Crumb reveals Callas' distinct layers: Her warm smile and soothing tones can't hide a killer instinct — "You don't have a look," she says bluntly to a student, "Get one" — which itself thinly veils a neediness causing her to beg for applause even as she turns on her Greek accent to appear folksy and humble. Her lack of empathy for the student singers seems driven partly by bitterness and envy, but largely by a compelling passion for the art of performance: "It's not a note we're singing here, it's a stab of pain," she tells vapid Sophie (Allison Hymel). "Anyone can get the notes out."
Costume designer Maggie Baker gives Callas a wonderfully sleek all-black look; her students' suitably garish attempts at dressing up for the diva underscore the difference between vocalists and singers.

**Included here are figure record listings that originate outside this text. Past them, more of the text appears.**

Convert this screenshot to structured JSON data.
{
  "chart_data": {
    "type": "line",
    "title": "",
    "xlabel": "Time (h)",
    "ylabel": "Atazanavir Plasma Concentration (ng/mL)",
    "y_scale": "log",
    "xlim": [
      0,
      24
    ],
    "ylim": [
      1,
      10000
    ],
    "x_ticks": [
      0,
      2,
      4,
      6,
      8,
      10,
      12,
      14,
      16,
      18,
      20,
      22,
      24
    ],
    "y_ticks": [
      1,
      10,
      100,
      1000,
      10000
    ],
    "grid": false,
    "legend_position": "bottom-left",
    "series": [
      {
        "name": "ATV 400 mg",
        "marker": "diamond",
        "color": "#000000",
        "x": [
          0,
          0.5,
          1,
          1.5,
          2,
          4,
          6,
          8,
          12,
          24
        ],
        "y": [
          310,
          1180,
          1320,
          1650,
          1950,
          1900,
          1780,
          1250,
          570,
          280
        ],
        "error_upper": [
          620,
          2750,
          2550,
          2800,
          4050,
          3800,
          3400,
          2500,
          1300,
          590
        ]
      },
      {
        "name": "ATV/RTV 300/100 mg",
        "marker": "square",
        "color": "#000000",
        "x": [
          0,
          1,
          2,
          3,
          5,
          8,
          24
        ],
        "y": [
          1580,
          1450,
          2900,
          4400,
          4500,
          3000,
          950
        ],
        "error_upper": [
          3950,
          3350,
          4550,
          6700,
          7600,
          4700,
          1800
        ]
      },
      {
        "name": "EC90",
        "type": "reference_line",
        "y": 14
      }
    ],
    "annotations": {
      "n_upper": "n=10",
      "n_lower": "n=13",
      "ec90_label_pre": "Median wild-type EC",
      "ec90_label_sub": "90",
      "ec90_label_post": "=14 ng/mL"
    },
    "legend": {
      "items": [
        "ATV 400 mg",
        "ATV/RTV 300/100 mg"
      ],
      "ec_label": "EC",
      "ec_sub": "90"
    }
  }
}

We'll look back on Master Class as McNally's most eloquent statement about the triumphs and tyranny of the artist's calling, much as we see Shakespeare revealed in Hamlet's advice to the players. Even as Callas brutalizes Sophie, Tony (Logan Rucker) and Sharon (Elisa Matthews) — lashing out for every slight, real or imagined, she experienced in her career — her belief in art inspires: "There are no shortcuts in art, no easy way ... only discipline, courage, technique."

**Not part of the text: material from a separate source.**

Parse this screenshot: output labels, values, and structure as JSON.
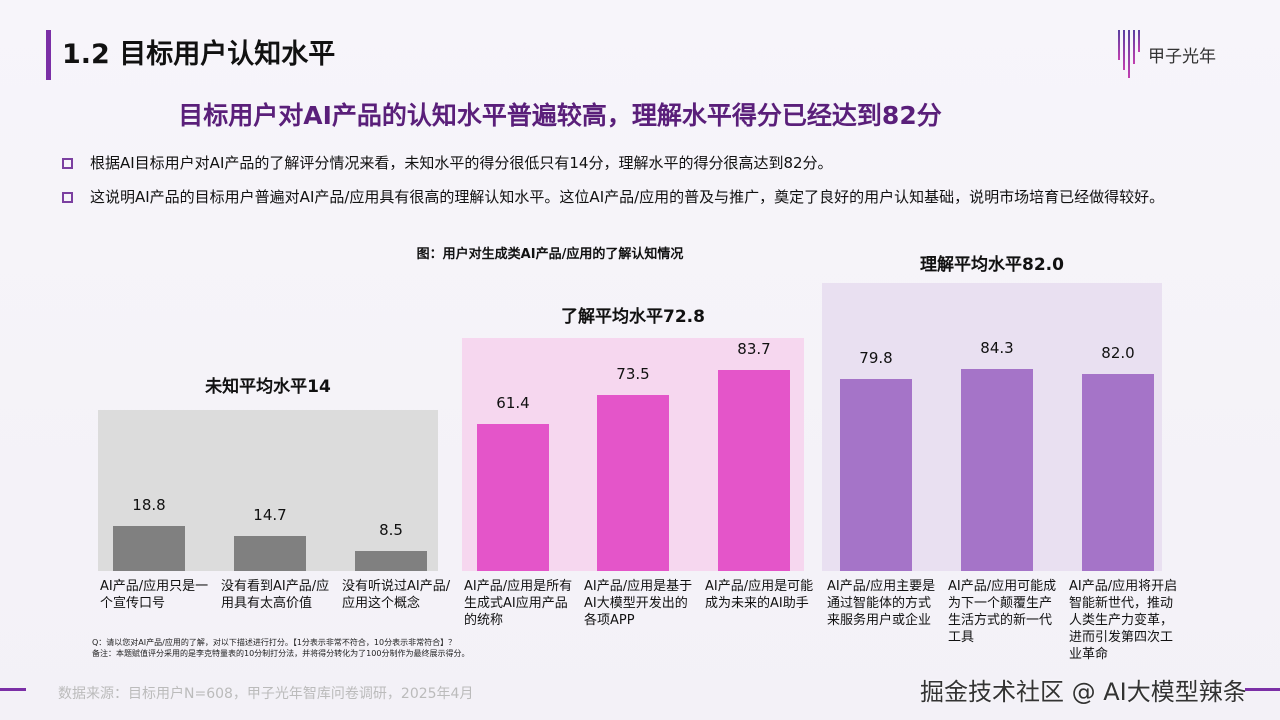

Callas pulls away from the classroom (Joe Leduc's handsomely stark white, semicircular walls) for spoken arias that share her story from desperate beginnings in war-ravaged Greece to international fame, with much about her doomed romance with shipping magnate Aristotle Onassis. In these challenging sections, Crumb truly soars, perfecting what Callas preached. Through Feb. 21, $36-$42.50, Media Theatre, 104 E. State St., Media, 610-891-0100, mediatheatre.org.